It’s been a couple of seasons since the Prince George Cougars have been as win-starved as they now find themselves.
For Cougars fans spoiled by the team’s success over the last two years, four straight losses might seem like a lot, but it’s not all that bad.
In March 2022 the Cougars snapped a seven-game losing streak.
In February 2019 a period of consecutive defeats lasted a whopping 17 games.
So don’t fret, Cats fans. They’ll get over it.
No better time to do that than Friday night (7 p.m.) when the Cougars begin Indigenous Weekend with a date at CN Centre with the Brandon Wheat Kings.
The Cougars faced two of the WHL’s best teams last weekend in their own barns when they were far from healthy and suffered the consequences, losing 4-2 in Spokane and 4-1 in Everett.
As much as it sucks to lose, Mark Lamb knows his team is capable of much better. They just have to regain their strength. Playing in the Western Hockey League demands incredible fitness, muscle power and endurance and that 100 per cent effort needed to be at your best is not possible when players are struggling to breathe with stuffed-up noses and lungs full of phlegm.
“Honestly, it’s really hard to evaluate our team, we’re just trying to stay above water,” said Lamb, speaking through a cold-ravaged throat. “It really caught up to us. Pretty much our whole team is going through this cold/flu and we couldn’t get out of our own end of the ice and just had no energy in those games.
“Whatever’s going around, it’s really kicked the crap out of our team. It sucks the energy right out of you. The biggest thing, when we’re feeling like that, our discipline wasn’t there and we took way too many penalties against those teams.
“We’re on the mend now and hopefully we’ll have some guys back so we’re getting better slowly.”
The losing streak started weekends ago in Kelowna and Kamloops and the Cats were beaten 6-3 in each of those games.
The Cougars got back to Prince George on Sunday and skipped practice Monday and Tuesday, and they’ll need it, having to face Brandon and the Kamloops Blazers on consecutive nights at CN Centre.
The Wheat Kings have been on the road for nearly two weeks now and they’re 3-3 so far on the trip with losses in Calgary, Everett and Vancouver coupled with wins in Victoria, Kelowna and Kamloops.
“They’re a real good team with a lot of good players; they’ve got the best penalty-killing in the league and real good goaltending and they’ve got some depth up front,” said Lamb.
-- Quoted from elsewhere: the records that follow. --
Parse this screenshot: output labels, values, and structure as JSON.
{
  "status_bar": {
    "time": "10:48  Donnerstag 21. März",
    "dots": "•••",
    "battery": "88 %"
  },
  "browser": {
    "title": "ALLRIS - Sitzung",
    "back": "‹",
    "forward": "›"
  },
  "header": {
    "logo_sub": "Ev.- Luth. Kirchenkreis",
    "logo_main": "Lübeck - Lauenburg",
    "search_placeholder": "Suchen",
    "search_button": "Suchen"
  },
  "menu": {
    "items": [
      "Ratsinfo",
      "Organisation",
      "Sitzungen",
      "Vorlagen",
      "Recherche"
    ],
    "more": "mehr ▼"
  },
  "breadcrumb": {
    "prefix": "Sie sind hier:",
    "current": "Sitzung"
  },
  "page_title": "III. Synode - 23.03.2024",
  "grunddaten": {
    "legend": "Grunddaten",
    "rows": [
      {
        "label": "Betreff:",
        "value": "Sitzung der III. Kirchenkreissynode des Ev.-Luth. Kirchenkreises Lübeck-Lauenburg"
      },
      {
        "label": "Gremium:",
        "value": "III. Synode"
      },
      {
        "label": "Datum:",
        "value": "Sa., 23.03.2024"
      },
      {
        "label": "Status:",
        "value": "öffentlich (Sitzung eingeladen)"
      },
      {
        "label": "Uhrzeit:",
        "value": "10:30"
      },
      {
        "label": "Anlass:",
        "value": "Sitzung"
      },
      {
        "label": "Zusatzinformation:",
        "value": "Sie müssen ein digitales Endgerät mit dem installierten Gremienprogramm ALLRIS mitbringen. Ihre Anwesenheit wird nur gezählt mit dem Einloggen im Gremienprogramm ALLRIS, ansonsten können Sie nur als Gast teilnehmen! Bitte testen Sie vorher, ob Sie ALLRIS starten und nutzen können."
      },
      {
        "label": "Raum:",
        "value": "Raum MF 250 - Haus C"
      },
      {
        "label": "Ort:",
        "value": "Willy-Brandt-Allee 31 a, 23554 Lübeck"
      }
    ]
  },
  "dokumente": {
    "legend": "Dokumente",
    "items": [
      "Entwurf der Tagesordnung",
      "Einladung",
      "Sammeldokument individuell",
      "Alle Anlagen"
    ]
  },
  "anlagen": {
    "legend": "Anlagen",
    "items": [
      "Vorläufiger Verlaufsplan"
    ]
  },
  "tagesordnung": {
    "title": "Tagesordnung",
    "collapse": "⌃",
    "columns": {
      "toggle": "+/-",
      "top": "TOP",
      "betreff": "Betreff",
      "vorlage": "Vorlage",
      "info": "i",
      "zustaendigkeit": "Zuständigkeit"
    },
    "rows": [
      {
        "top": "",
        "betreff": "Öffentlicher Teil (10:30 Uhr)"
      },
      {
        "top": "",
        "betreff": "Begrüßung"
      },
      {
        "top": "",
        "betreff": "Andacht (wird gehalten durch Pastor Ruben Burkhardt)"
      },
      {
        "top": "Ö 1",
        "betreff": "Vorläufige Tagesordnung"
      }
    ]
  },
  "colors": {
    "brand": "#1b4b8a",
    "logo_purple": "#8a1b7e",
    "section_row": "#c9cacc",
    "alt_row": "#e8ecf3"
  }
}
It’s been 2½ years since Brandon played in Prince George and in that game goalie Carson Bjarnason stole the show. On Oct. 12, 2022 he stopped 39 of 40 shots on his way to a 2-1 victory and that helped set the tone for the rest of the season for the Carbury, Man. player, when he got picked 51st overall by the Philadelphia Flyers in the 2023 NHL draft.
This year he has a 9-3-1-2 record and his 2.95 goals-against average ranks seventh in the WHL.
Bjarnason made Canada’s world junior team this year and he and fellow 19-year-old Ethan Eskit make up a formidable goaltending tandem.
“Bjarnason came in here a couple years ago and it was one of the best games I’ve ever seen a goalie play,” said Lamb. “He can beat you by himself and he’s got the cred to do it as a drafted player and world junior player.”
Cougars goalie Joshua Ravensbergen is living up to his billing as potential high draft pick and in its mid-season rankings NHL Central Scouting listed him as top-ranked North American goalie available for the 2025 draft.
Ravensbergen sports a 3.09 GAA (10th in WHL) and .901 save percentage and he has 20 wins this season (second in the league).
Cougars centre Ben Riche, who scored the gamewinner in the last minute against the Vancouver Giants in his Cougars’ debut Jan. 8, and despite being sick for the last week or so he has two goals and one assist in five games with the Cougars. Acquired in a trade from Saskatoon, Riche leads the Cougars in scoring with 25 goals and 57 points.
Friday’s game will mark the CN Centre debut for Cougars’ trade acquisition Alexsey Chichkin. He joined the Cougars in Kelowna from the Regina Pats and he’s hard to miss. The 19-year-old defenceman from Vancouver stands six-foot-five and weighs 218 pounds.
Cougars defenceman Corbin Vaughan is serving out the remainder of a four-game suspension for a cross-checking major penalty and won’t play in either game this weekend.
Wheat Kings forward Roger McQueen, listed fifth in the NHL midseason rankings among draft-eligible North American skaters, hasn’t played since he suffered an upper-body injury Oct. 8. He collected eight goals and 11 points in eight games this season.